Erste Halbzeit: Kaltstart mit Ansage Wie so oft begann Effretikon mit der bekannten Spezialität: mentale Abwesenheit in den Anfangsminuten. Tössfeld spielte munter seine langen Seitenwechsel – und Effi schaute interessiert zu. Konsequenz? Bereits in der 5. Minute klingelte es. 0:1. Verdient. Bitter. Fast schon vorhersehbar. Danach kämpfte sich Effretikon langsam ins Spiel. Allerdings wurden sämtliche Offensivbemühungen regelmässig von der Fahne des Linienrichters gestoppt – ein stiller Star des Spiels, möchte man meinen. Doch in der 27. Minute hatte der Mann mit der Fahne offenbar kurz Pause: Ein perfekt getimter Schnittstellenpass fand Joos, der die Gelegenheit eiskalt nutzte. Ausgleich! Und plötzlich: Effretikon lebt. Jetzt übernahm Effi tatsächlich das Spieldiktat. In der 36. Minute dann Chaos im Strafraum, mehrere Abschlüsse – und irgendwie landete der Ball bei N. Lehner. Der musste nur noch abstauben. Ein klassisches „Zuhause klappt’s nicht, aber vor dem Tor schon“-Tor. 2:1! Tössfeld hatte kurz vor der Pause noch eine Riesenchance, setzte den Ball aber neben das Tor. Effretikon rettete die knappe Führung in die Kabine – leicht glücklich, aber wen interessiert das schon?
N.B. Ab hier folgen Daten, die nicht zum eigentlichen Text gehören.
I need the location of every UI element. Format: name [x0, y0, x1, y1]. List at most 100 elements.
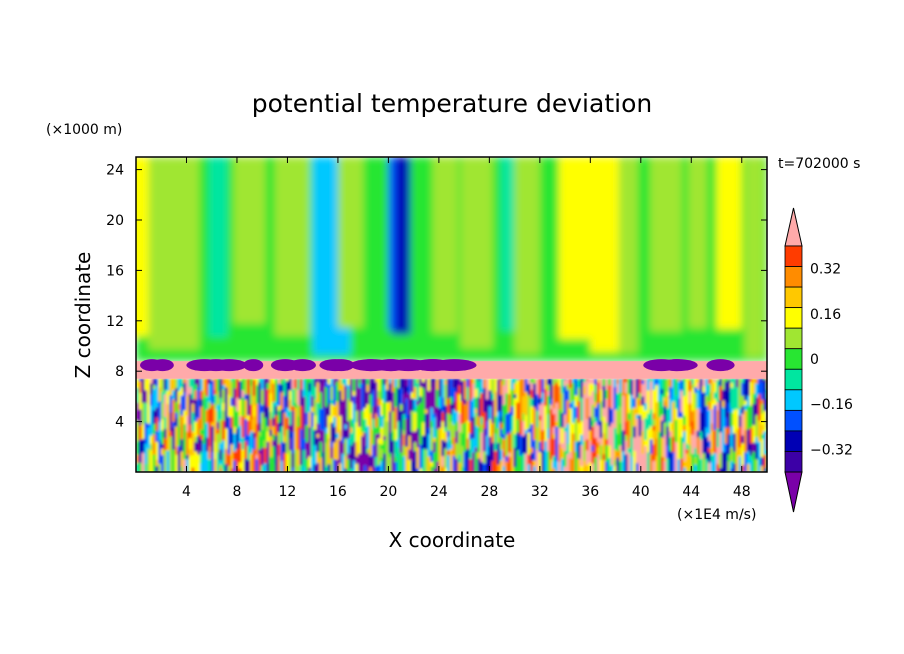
lower-cell: [610, 390, 615, 410]
lower-cell: [219, 463, 223, 469]
lower-cell: [707, 433, 712, 442]
lower-cell: [499, 379, 504, 395]
lower-cell: [280, 441, 284, 461]
lower-cell: [310, 406, 315, 413]
lower-cell: [169, 411, 173, 432]
lower-cell: [288, 409, 293, 426]
lower-cell: [399, 387, 404, 405]
lower-cell: [316, 433, 320, 438]
lower-cell: [358, 378, 362, 384]
lower-cell: [233, 459, 237, 472]
lower-cell: [760, 433, 765, 440]
lower-cell: [649, 378, 654, 382]
lower-field: [136, 378, 767, 472]
lower-cell: [302, 379, 306, 397]
lower-cell: [449, 421, 454, 441]
lower-cell: [452, 455, 456, 472]
lower-cell: [391, 378, 395, 393]
lower-cell: [599, 400, 604, 422]
lower-cell: [319, 457, 323, 472]
lower-cell: [527, 431, 531, 455]
lower-cell: [594, 384, 598, 394]
lower-cell: [621, 430, 626, 452]
lower-cell: [433, 378, 437, 382]
lower-cell: [463, 398, 467, 405]
lower-cell: [594, 378, 598, 385]
lower-cell: [585, 463, 590, 472]
lower-cell: [402, 455, 406, 472]
lower-cell: [430, 407, 434, 421]
lower-cell: [696, 453, 701, 472]
lower-cell: [533, 465, 537, 472]
lower-cell: [355, 456, 359, 464]
lower-cell: [371, 444, 376, 458]
lower-cell: [241, 448, 245, 472]
lower-cell: [291, 410, 295, 432]
lower-cell: [466, 386, 470, 401]
lower-cell: [446, 378, 451, 399]
lower-cell: [513, 433, 517, 449]
lower-cell: [180, 378, 184, 388]
lower-cell: [627, 386, 631, 395]
lower-cell: [746, 405, 751, 430]
lower-cell: [677, 378, 681, 382]
lower-cell: [427, 378, 431, 391]
lower-cell: [710, 430, 715, 455]
lower-cell: [463, 378, 467, 381]
lower-cell: [455, 430, 459, 444]
lower-cell: [663, 444, 667, 458]
lower-cell: [646, 378, 651, 391]
lower-cell: [177, 409, 182, 427]
lower-cell: [682, 395, 687, 416]
lower-cell: [660, 393, 665, 408]
lower-cell: [410, 435, 415, 443]
lower-cell: [707, 462, 712, 468]
lower-cell: [155, 465, 159, 472]
lower-cell: [466, 456, 470, 472]
lower-cell: [505, 413, 509, 435]
lower-cell: [433, 451, 437, 469]
lower-cell: [177, 449, 182, 472]
lower-cell: [222, 378, 226, 386]
lower-cell: [744, 409, 748, 431]
lower-cell: [258, 435, 262, 450]
lower-cell: [485, 435, 490, 455]
lower-cell: [680, 416, 684, 438]
lower-cell: [644, 378, 648, 380]
lower-cell: [583, 403, 587, 419]
lower-cell: [294, 407, 298, 428]
lower-cell: [652, 418, 656, 426]
lower-cell: [383, 378, 387, 385]
lower-cell: [521, 453, 526, 472]
lower-cell: [610, 408, 615, 424]
lower-cell: [305, 389, 309, 413]
lower-cell: [335, 410, 340, 434]
lower-cell: [630, 437, 634, 457]
lower-cell: [669, 378, 673, 388]
lower-cell: [569, 427, 573, 452]
lower-cell: [732, 392, 737, 411]
lower-cell: [535, 426, 540, 450]
lower-cell: [471, 383, 476, 398]
lower-cell: [627, 378, 631, 387]
lower-cell: [160, 429, 165, 445]
upper-plume: [650, 157, 682, 332]
lower-cell: [230, 416, 234, 428]
lower-cell: [138, 380, 143, 393]
lower-cell: [222, 439, 226, 454]
lower-cell: [530, 452, 534, 461]
lower-cell: [516, 379, 520, 403]
lower-cell: [691, 453, 695, 472]
lower-cell: [435, 378, 440, 390]
lower-cell: [308, 455, 312, 468]
lower-cell: [260, 438, 265, 448]
lower-cell: [424, 389, 429, 410]
lower-cell: [188, 393, 193, 412]
lower-cell: [410, 380, 415, 393]
lower-cell: [732, 451, 737, 464]
lower-cell: [371, 428, 376, 436]
lower-cell: [716, 409, 720, 429]
lower-cell: [388, 382, 393, 402]
lower-cell: [396, 438, 401, 448]
lower-cell: [319, 429, 323, 443]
Pause: Die Bank schrumpft Die Halbzeit brachte wenig Erholung, dafür mehr Sorgen. J. Zulfikari musste angeschlagen raus, bei Lehner zeigte die Tankanzeige bereits Reserve. Die Ersatzbank? Ein rares Gut. Die Vorahnung? „Das könnte noch spannend werden…“
Zweite Halbzeit: Drama mit bekannten Elementen Nach Wiederanpfiff ging es hin und her. Tössfeld drückte, Effretikon verteidigte – und stand dabei gefühlt häufiger im Abseits als im Spiel. In der 71. Minute war es dann soweit: Wieder ein langer Seitenwechsel (man hätte es wissen müssen) – und Tössfeld traf zum 2:2-Ausgleich. Effretikon versuchte zu reagieren, nahm das Zepter wieder in die Hand. Dann die Szene des Spiels: Bleuer zieht davon, wird gelegt – klare Sache? Vielleicht Rot? Nein. Gelb. Diskussionen inklusive. Ein Déjà-vu zum Spiel gegen den FC Oberwinterthur 2 ließ grüßen. Doch die Kräfte schwanden. Wechsel? Fehlanzeige. Die letzten Körner wurden verbraucht, und Tössfeld nutzte das eiskalt aus. In der 87. Minute fiel der entscheidende Treffer – aus Effretiker Sicht natürlich aus einer zumindest „diskussionswürdigen“ Abseitsposition.
Fazit: Serie gerissen, Spannung bleibt Endstand: Niederlage. Die erste seit Oktober 2025. Effretikon war an diesem Tag schlicht nicht auf der Höhe – personell, körperlich und vielleicht auch mental. Doch lange Zeit zum Grübeln bleibt nicht: Es wartet das nächste Highlight gegen den unberechenbaren FC Oberwinterthur 2. Die grosse Frage: Kommt deren erste Mannschaft? Oder doch die zweite? Egal wie – Effi wird bereit sein. Hoffentlich diesmal auch schon ab der ersten Minute.